Tablet or smartphone? Representing very different modes of mobile engagement, marketers are eager to know which gadget will win out among consumers.
According to new
research, the vast majority (77%) of consumers who own both smartphones and tablets still consider phones to be their primary device.
However, tablets -- with their larger
screens and superior viewing experiences -- appear to be making strong headway. In fact, the share of consumers who prize their tablets over their phones rose from 12% in 2012 to 23%, this year,
according to new data from Adobe.
For its findings, Adobe paid Survey Sampling International to survey more than 3,000 mobile users in the United States, Canada, United Kingdom,
France and Germany, in March of this year.
There is no doubt that consumers use tablets and smartphones differently. According to a recent Adobe Digital Index analysis of Web site visit
activity, mobile users on average viewed 70% more pages per visit when browsing with a tablet compared to a smartphone.
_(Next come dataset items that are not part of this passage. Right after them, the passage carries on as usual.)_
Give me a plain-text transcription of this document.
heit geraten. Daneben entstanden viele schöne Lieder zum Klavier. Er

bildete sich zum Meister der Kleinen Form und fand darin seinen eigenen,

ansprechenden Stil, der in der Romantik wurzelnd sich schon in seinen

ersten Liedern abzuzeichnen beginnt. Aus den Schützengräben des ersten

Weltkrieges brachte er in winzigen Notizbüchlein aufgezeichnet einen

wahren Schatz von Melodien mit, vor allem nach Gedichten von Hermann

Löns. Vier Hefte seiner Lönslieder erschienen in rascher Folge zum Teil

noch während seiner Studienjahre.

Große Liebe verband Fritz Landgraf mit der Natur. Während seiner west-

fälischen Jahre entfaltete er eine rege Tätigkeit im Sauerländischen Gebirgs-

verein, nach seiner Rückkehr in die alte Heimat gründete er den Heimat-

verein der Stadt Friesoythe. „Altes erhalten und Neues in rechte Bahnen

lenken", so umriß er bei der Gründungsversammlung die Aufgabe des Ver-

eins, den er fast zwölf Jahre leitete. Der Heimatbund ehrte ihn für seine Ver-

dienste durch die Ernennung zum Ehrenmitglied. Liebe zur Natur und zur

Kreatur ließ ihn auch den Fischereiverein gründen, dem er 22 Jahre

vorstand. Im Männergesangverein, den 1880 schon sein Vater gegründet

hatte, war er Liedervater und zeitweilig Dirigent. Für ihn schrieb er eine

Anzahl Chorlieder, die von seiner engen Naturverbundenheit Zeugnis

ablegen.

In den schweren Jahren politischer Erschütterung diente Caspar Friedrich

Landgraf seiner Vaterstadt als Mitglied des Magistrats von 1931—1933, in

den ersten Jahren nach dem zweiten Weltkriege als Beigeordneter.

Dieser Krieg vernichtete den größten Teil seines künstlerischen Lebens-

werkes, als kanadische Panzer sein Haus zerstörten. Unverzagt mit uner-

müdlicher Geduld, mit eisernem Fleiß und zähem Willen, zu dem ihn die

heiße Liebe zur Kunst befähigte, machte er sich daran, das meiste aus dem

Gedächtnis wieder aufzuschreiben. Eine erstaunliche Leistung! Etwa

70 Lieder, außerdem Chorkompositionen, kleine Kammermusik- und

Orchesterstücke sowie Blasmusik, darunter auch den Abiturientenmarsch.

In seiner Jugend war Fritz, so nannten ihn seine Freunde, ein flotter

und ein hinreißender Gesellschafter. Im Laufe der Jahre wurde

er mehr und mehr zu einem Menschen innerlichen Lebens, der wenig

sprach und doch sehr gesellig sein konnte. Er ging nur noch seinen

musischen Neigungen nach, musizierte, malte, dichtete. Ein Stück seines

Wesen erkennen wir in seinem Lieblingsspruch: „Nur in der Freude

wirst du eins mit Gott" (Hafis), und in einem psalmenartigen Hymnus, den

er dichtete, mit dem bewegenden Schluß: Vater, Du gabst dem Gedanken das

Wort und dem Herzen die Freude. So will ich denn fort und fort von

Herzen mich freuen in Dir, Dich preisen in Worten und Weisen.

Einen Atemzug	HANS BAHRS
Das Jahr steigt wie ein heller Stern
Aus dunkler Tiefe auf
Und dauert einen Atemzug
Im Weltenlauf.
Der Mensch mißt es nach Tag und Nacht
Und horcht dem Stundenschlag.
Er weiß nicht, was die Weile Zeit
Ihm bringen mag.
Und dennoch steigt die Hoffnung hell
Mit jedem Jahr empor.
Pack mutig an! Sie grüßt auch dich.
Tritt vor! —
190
When it comes to tablet usage, as expected, users are more
likely to be home-based (80%) compared to just 14% who use tablets on the go and 6.5% who admit to using tablets at work. Wherever they are, consumers devote a significant amount of time to their
tablets, with 26% using them daily between 1-to-4 hours, and 7% reporting more than 5 hours per day of usage. Tablet users continue to be the more valuable mobile consumer segment when it comes to Web
Indeed, 71% of iPad users (62% in 2012) and 65% of Android tablet users (56% in 2012) reported spending more than $250 on consumer products via their devices over the
past 12 months -- compared to 59% of iPhone users (58% in 2012), and 53% (53% in 2012) of Android smartphone users.
Overall, the spending reported by smartphone users was relatively
flat compared to 2012, but spending at the upper levels by tablet users has jumped, Adobe’s research found.
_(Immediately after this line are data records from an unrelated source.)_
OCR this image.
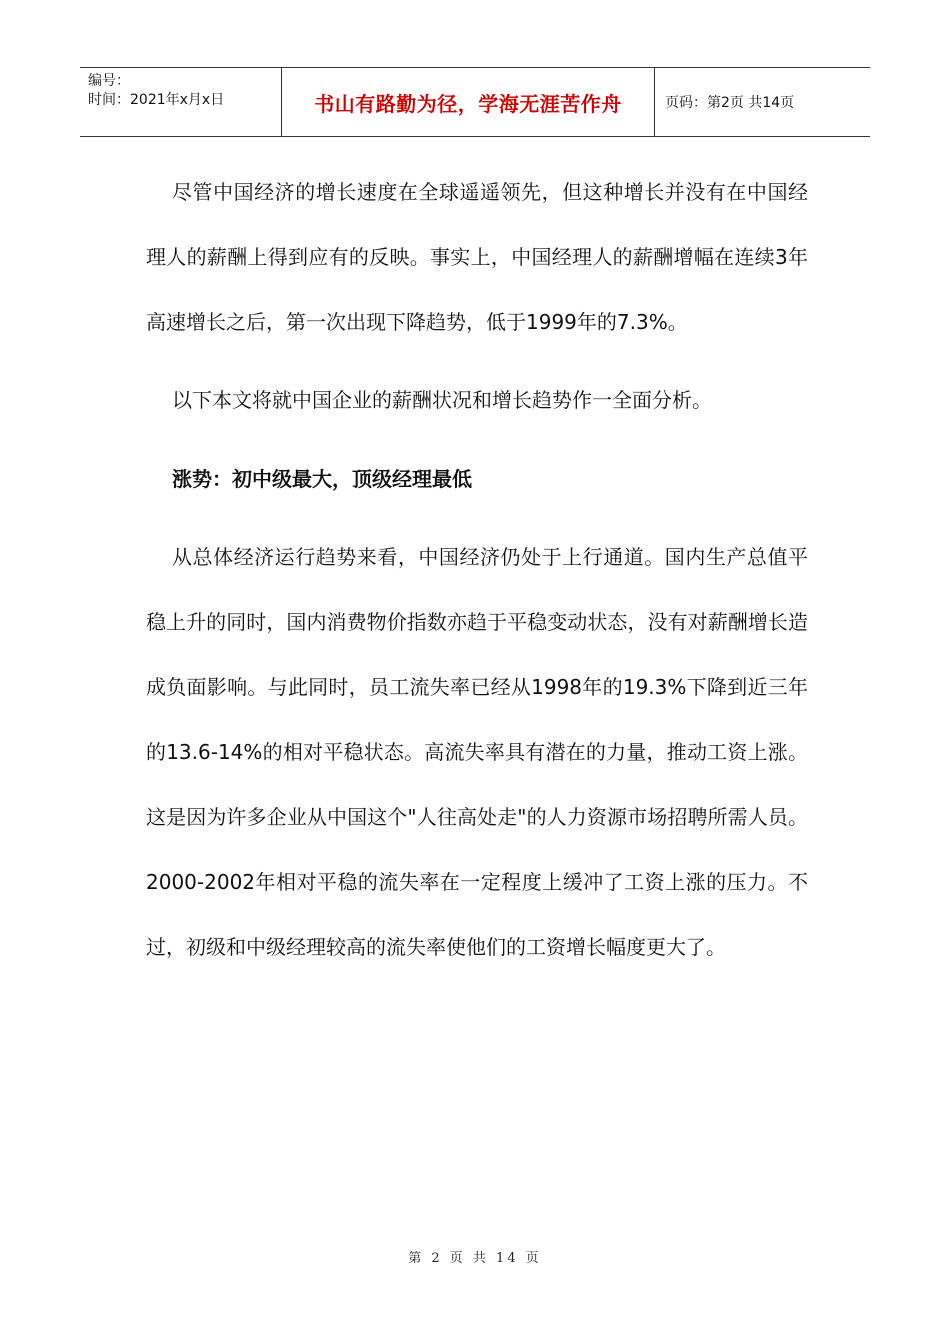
编号：
时间：2021年x月x日	书山有路勤为径，学海无涯苦作舟	页码：第2页 共14页

尽管中国经济的增长速度在全球遥遥领先，但这种增长并没有在中国经理人的薪酬上得到应有的反映。事实上，中国经理人的薪酬增幅在连续3年高速增长之后，第一次出现下降趋势，低于1999年的7.3%。

以下本文将就中国企业的薪酬状况和增长趋势作一全面分析。

涨势：初中级最大，顶级经理最低

从总体经济运行趋势来看，中国经济仍处于上行通道。国内生产总值平稳上升的同时，国内消费物价指数亦趋于平稳变动状态，没有对薪酬增长造成负面影响。与此同时，员工流失率已经从1998年的19.3%下降到近三年的13.6-14%的相对平稳状态。高流失率具有潜在的力量，推动工资上涨。这是因为许多企业从中国这个"人往高处走"的人力资源市场招聘所需人员。2000-2002年相对平稳的流失率在一定程度上缓冲了工资上涨的压力。不过，初级和中级经理较高的流失率使他们的工资增长幅度更大了。

第 2 页 共 14 页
According to survey respondents, 9% more tablet users (iOS and
Android) reported spending over $250 in the past 12 month compared to those who reported spending at that level in 2012.
Notably, respondents appeared to rate their experiences on
apps and mobile Web sites equally at a 60% average satisfaction rate.
However, when asked which method they would prefer to use for shopping, most consumer respondents preferred Web
sites to apps. A full 58% reported preferring mobile-optimized or regular sites, while 42% preferred applications.